MUHAMMADIYAH.OR.ID, YOGYAKARTA — Kyai Saad Ibrahim, Ketua Pimpinan Pusat Muhammadiyah menguraikan konsep “structure of existence” dalam Pengajian Ramadan 1445H Pimpinan Pusat Muhammadiyah pada Kamis (14/03). Konsep ini merupakan gagasan filosofis dan metafisik yang menyoal hakikat fundamental realitas dan wujud. Hal ini melibatkan penelusuran tentang apa yang ada, bagaimana hal-hal muncul, serta prinsip-prinsip dasar yang mengatur keberadaan itu sendiri.

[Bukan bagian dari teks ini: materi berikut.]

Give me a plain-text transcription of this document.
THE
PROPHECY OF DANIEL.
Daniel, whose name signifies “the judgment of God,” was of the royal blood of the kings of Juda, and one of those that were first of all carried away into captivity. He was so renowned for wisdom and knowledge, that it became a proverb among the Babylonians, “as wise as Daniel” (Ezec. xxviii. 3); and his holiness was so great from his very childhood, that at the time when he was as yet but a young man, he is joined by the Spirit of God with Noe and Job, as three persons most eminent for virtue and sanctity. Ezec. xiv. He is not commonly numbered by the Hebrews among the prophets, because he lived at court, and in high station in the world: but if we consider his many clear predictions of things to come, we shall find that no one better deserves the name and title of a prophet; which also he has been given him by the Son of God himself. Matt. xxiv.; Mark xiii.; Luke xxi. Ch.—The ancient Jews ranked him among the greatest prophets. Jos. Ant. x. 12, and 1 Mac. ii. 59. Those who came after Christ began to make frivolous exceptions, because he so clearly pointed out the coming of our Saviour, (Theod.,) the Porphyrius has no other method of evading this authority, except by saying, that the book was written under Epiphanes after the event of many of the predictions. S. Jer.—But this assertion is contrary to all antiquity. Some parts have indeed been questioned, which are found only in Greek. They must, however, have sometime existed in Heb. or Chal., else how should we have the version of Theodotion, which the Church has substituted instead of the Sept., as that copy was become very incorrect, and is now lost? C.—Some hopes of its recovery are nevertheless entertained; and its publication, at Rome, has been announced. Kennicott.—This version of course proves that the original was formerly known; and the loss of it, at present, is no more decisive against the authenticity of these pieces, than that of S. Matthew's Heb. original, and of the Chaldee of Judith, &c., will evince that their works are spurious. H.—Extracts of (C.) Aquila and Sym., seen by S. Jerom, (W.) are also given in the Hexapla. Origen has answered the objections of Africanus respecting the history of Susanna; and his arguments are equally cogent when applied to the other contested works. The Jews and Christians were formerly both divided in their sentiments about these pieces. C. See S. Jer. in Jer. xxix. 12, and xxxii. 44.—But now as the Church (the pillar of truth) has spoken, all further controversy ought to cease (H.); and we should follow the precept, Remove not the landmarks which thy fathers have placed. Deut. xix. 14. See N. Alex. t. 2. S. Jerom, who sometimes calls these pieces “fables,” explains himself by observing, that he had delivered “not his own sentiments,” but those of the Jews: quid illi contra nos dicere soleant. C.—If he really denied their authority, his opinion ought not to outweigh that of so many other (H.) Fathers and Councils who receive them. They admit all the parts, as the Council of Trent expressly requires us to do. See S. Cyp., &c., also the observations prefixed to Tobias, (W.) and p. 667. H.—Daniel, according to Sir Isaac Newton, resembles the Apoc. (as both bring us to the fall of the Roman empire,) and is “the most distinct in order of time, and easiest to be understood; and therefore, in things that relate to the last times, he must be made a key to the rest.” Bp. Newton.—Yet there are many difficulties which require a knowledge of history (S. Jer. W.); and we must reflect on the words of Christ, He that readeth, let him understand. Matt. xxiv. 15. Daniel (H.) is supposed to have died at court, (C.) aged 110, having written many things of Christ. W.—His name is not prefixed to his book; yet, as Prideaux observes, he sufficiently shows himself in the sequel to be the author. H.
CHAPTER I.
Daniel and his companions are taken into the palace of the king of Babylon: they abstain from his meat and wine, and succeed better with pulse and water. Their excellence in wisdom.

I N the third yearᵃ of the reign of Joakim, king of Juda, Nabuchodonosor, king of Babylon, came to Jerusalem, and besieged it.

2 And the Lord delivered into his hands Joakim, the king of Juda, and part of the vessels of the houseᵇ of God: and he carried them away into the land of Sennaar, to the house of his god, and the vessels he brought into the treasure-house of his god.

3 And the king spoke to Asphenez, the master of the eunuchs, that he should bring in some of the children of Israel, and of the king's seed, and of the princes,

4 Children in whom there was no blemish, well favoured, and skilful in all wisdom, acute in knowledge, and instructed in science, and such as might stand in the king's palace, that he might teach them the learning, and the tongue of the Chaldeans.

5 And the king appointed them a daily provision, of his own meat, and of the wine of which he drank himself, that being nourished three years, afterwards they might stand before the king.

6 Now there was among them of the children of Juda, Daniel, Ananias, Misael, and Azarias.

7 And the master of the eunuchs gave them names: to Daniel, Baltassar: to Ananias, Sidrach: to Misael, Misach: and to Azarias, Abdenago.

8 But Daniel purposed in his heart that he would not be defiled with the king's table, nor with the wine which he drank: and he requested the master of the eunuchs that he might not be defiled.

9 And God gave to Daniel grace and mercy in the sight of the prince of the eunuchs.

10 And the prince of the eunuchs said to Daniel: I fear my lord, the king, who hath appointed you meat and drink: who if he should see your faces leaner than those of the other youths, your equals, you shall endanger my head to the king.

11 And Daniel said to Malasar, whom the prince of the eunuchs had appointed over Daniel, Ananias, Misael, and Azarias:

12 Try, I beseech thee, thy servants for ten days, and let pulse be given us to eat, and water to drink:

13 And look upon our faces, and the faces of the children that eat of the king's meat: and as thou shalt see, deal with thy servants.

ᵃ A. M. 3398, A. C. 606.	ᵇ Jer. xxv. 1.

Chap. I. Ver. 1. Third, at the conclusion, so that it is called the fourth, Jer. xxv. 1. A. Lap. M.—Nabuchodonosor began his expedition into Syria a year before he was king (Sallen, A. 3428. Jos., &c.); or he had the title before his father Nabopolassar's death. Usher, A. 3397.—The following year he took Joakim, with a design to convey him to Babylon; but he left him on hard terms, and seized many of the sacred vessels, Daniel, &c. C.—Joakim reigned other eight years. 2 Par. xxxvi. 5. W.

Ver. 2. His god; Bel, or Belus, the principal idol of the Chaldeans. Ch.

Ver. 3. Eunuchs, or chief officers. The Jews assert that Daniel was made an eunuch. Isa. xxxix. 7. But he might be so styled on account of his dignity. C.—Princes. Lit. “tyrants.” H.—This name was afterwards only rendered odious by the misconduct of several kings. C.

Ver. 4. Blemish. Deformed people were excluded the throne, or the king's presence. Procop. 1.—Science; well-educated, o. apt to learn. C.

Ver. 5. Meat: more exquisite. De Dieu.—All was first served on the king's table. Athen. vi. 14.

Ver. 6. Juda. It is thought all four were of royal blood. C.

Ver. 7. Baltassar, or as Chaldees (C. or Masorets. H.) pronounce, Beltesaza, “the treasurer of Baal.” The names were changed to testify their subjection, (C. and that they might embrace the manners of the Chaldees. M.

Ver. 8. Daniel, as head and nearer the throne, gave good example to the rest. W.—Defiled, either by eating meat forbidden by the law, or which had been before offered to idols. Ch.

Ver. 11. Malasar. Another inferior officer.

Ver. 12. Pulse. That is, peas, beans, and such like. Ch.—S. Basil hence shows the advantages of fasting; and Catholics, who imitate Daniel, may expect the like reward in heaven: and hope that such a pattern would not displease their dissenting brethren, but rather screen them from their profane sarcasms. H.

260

Menurut Saad, konsep “structure of existence” pada masa Yunani Kuno menempatkan alam sebagai wujud paling atas. Hal ini dapat dilihat dari argumen Thales yang menyatakan bahwa asal usul manusia adalah air. Meskipun pandangan ini banyak disangsikan, namun menunjukkan bahwa alam dianggap sebagai sesuatu yang tinggi, dengan dewa-dewa berada di bawahnya, dan manusia serta karya manusia berada di tingkat paling rendah.

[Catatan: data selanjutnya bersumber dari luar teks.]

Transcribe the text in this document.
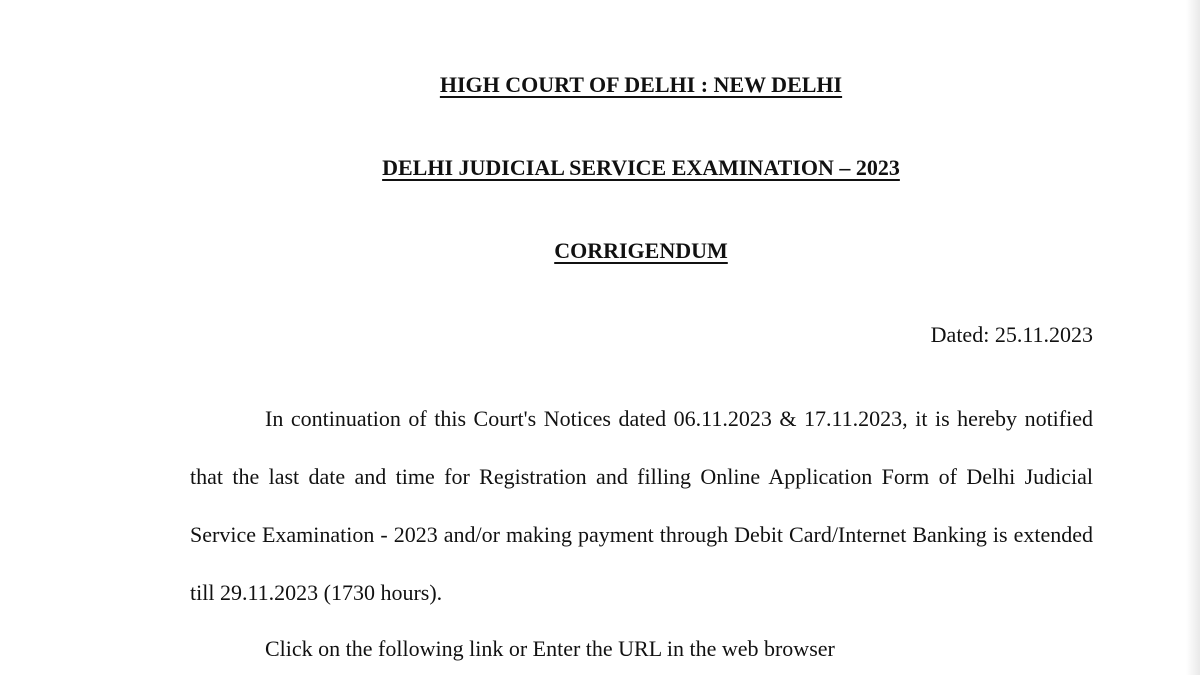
HIGH COURT OF DELHI : NEW DELHI
DELHI JUDICIAL SERVICE EXAMINATION – 2023
CORRIGENDUM
Dated: 25.11.2023

In continuation of this Court's Notices dated 06.11.2023 & 17.11.2023, it is hereby notified that the last date and time for Registration and filling Online Application Form of Delhi Judicial Service Examination - 2023 and/or making payment through Debit Card/Internet Banking is extended till 29.11.2023 (1730 hours).

Click on the following link or Enter the URL in the web browser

Namun, Saad juga menyebut bahwa Islam mengkritik konsep “structure of existence” Yunani Kuno ini. Dalam tradisi intelektual Islam, Allah ditempatkan di puncak hierarki. Hal ini tercermin dalam kisah Nabi Muhammad SAW yang menerima wahyu pertama yang menegaskan, “Bacalah atas nama Tuhanmu yang telah menciptakan.” Dalam pandangan ini, di bawah Tuhan, manusia dan alam semesta berada.
Lebih lanjut, Saad menjelaskan bahwa dalam pandangan Islam, manusia berperan sebagai penghubung antara lingkungan dan Tuhan-Nya. Karenanya dalam Al Quran disebutkan bahwa manusia merupakan wakil Tuhan di bumi atau Khalifah. Konsep ini menjadi pondasi dari era keemasan Islam.

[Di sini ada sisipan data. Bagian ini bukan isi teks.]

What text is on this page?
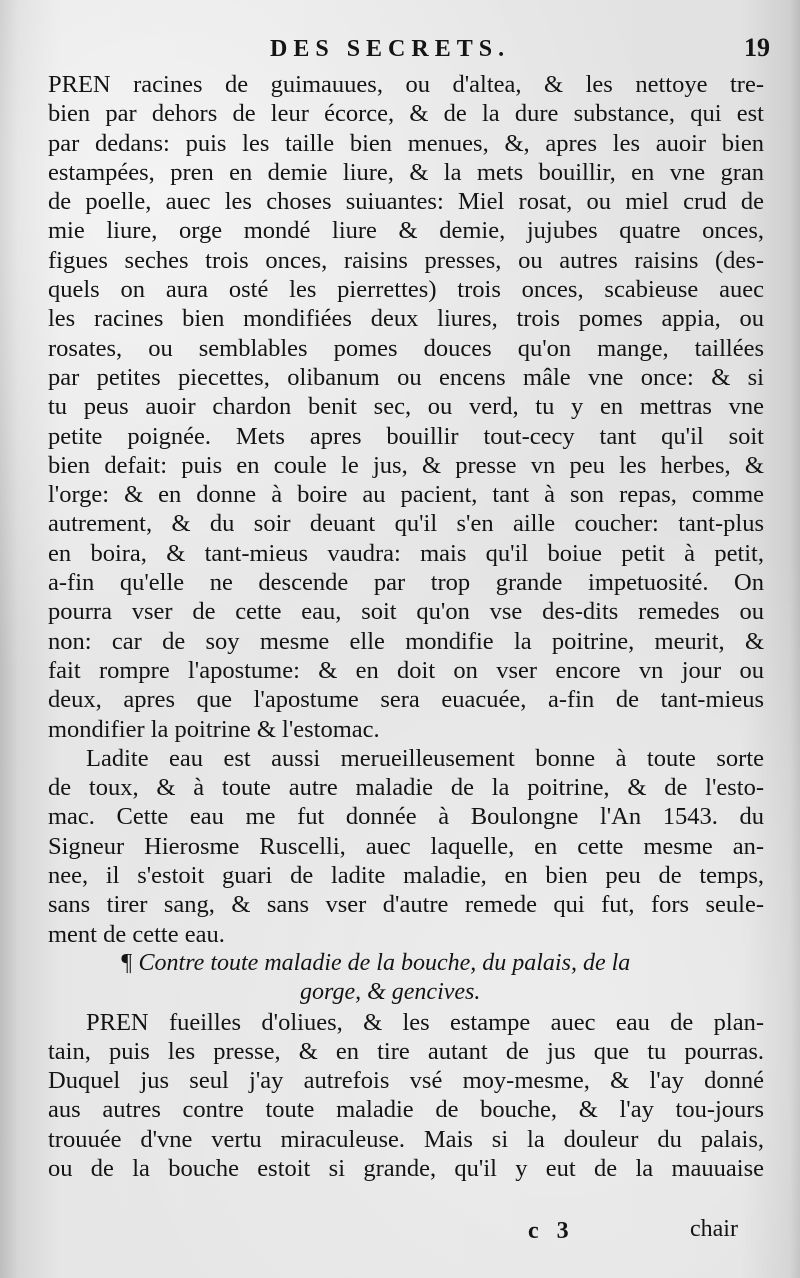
DES SECRETS.	19
PREN racines de guimauues, ou d'altea, & les nettoye tre-
bien par dehors de leur écorce, & de la dure substance, qui est
par dedans: puis les taille bien menues, &, apres les auoir bien
estampées, pren en demie liure, & la mets bouillir, en vne gran
de poelle, auec les choses suiuantes: Miel rosat, ou miel crud de
mie liure, orge mondé liure & demie, jujubes quatre onces,
figues seches trois onces, raisins presses, ou autres raisins (des-
quels on aura osté les pierrettes) trois onces, scabieuse auec
les racines bien mondifiées deux liures, trois pomes appia, ou
rosates, ou semblables pomes douces qu'on mange, taillées
par petites piecettes, olibanum ou encens mâle vne once: & si
tu peus auoir chardon benit sec, ou verd, tu y en mettras vne
petite poignée. Mets apres bouillir tout-cecy tant qu'il soit
bien defait: puis en coule le jus, & presse vn peu les herbes, &
l'orge: & en donne à boire au pacient, tant à son repas, comme
autrement, & du soir deuant qu'il s'en aille coucher: tant-plus
en boira, & tant-mieus vaudra: mais qu'il boiue petit à petit,
a-fin qu'elle ne descende par trop grande impetuosité. On
pourra vser de cette eau, soit qu'on vse des-dits remedes ou
non: car de soy mesme elle mondifie la poitrine, meurit, &
fait rompre l'apostume: & en doit on vser encore vn jour ou
deux, apres que l'apostume sera euacuée, a-fin de tant-mieus
mondifier la poitrine & l'estomac.
Ladite eau est aussi merueilleusement bonne à toute sorte
de toux, & à toute autre maladie de la poitrine, & de l'esto-
mac. Cette eau me fut donnée à Boulongne l'An 1543. du
Signeur Hierosme Ruscelli, auec laquelle, en cette mesme an-
nee, il s'estoit guari de ladite maladie, en bien peu de temps,
sans tirer sang, & sans vser d'autre remede qui fut, fors seule-
ment de cette eau.
¶ Contre toute maladie de la bouche, du palais, de la
gorge, & gencives.
PREN fueilles d'oliues, & les estampe auec eau de plan-
tain, puis les presse, & en tire autant de jus que tu pourras.
Duquel jus seul j'ay autrefois vsé moy-mesme, & l'ay donné
aus autres contre toute maladie de bouche, & l'ay tou-jours
trouuée d'vne vertu miraculeuse. Mais si la douleur du palais,
ou de la bouche estoit si grande, qu'il y eut de la mauuaise
c 3	chair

Pada Abad Pertengahan, ketika Perang Salib merebak, Kristen Eropa sedikit banyak mengadopsi pengetahuan dan kearifan Islam. Meskipun demikian, structure of existence yang dipegang tetap sama: Tuhan di puncak, diikuti oleh manusia, dan alam semesta.
Ketika budaya Barat menerima warisan intelektual dari dunia Islam, mereka cenderung hanya memilih aspek rasionalisme dan mengabaikan aspek teologisnya. Akibatnya, agama Kristen mulai terpinggirkan, dan masyarakat Barat mulai beralih ke arah sekularisme. Dalam structure of existence mereka, manusia ditempatkan di puncak, sementara alam semesta dianggap berada di bawahnya. Konsep tentang Tuhan kemudian hanya diposisikan dalam ranah-ranah privat.
Namun, dalam konteks Revolusi Industri 4.0 yang sedang berlangsung saat ini, structure of existence mengalami perubahan lagi. Tidak lagi manusia yang berada di puncak hierarki, melainkan karya manusia yang paling tinggi, yaitu teknologi. Dalam era ini, teknologi menjadi pilar utama dari structure of existence yang mendominasi, menggeser peran manusia dalam urutan hierarki keberadaan.
Saad Ibrahim juga mengimbau agar Muhammadiyah tetap mempertahankan posisi Allah SWT sebagai puncak dari structure of existence. Dalam pandangan Muhammadiyah, Allah SWT harus tetap menjadi fokus utama dan penuntun bagi semua aspek kehidupan.
Dengan mempertahankan prinsip ini, Muhammadiyah memastikan bahwa nilai-nilai spiritual dan keagamaan tetap menjadi pusat dari eksistensi manusia, bahkan di tengah-tengah kemajuan teknologi dan perubahan zaman. Dengan demikian, pesan Saad Ibrahim menekankan pentingnya mempertahankan keyakinan dan nilai-nilai agama dalam menghadapi dinamika structure of existence yang terus berubah.